Mr Zuckerberg's comments come a day after a report that the US National Security Agency imitated a Facebook server in order to expand its spying capability through malware.

Mark Zuckerberg: frustrated.

Mark Zuckerberg: frustrated. Photo: AFP

Mr Zuckerberg said in September that the US "blew it" on internet spying. He now says "it seems like it will take a very long time for true full reform".

"When our engineers work tirelessly to improve security," he says in his blog, "we imagine we're protecting you against criminals, not our own government.

"The US government should be the champion for the internet, not a threat. They need to be much more transparent about what they're doing, or otherwise people will believe the worst."

The NSA's activities were leaked by a former contractor for the agency, Edward Snowden, last year. His leaks have pointed to the NSA collecting phone records, tapping fibre-optic cables that carry global communications and hacking networks.

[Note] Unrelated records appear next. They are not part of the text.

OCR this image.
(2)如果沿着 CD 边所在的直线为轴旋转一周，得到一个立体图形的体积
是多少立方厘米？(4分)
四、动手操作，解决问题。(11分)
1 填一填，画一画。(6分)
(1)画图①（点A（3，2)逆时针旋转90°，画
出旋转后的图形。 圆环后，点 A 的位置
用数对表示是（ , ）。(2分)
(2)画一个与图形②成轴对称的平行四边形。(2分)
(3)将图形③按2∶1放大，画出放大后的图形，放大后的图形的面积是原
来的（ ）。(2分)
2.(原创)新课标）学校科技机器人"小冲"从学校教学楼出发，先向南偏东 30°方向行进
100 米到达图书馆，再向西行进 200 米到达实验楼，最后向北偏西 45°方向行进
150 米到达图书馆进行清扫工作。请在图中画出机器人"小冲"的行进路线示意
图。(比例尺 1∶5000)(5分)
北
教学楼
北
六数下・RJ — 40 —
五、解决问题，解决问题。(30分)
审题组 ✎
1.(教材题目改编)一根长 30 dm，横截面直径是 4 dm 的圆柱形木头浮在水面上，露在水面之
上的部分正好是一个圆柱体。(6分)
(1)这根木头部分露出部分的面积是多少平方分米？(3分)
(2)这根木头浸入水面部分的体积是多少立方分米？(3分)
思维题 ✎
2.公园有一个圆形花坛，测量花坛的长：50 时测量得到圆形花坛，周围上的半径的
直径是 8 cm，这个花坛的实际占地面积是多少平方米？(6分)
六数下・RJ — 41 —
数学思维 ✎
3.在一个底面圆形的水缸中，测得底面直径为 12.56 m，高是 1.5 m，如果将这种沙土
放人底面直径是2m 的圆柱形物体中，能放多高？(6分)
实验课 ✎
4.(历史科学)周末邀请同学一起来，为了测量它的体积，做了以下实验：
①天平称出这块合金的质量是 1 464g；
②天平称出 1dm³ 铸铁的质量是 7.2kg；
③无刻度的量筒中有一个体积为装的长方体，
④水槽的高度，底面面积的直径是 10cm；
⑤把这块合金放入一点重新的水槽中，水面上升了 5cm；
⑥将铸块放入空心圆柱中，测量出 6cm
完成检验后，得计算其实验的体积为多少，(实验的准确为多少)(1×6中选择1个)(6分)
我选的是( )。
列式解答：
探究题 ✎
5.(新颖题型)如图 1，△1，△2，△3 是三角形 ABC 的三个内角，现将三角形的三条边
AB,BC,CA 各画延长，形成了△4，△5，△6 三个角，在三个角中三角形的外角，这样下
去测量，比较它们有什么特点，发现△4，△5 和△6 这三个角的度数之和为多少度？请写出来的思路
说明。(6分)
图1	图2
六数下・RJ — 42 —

According to the documents, the agencies had "backdoor" access to the servers of nine major technology companies including Microsoft, Yahoo, Google, Facebook, PalTalk, AOL, Skype, YouTube and Apple.

All the companies named have denied their involvement.

Since the revelations, Facebook has teamed up with Google, Apple, Microsoft, Twitter, AOL, LinkedIn and Yahoo to form an alliance called Reform Government Surveillance.

The group has called for "wide-scale changes" to US government snooping.

Earlier this week, Mr Snowden told a conference that mass surveillance conducted by the US and other governments was "setting fire to the future of the internet".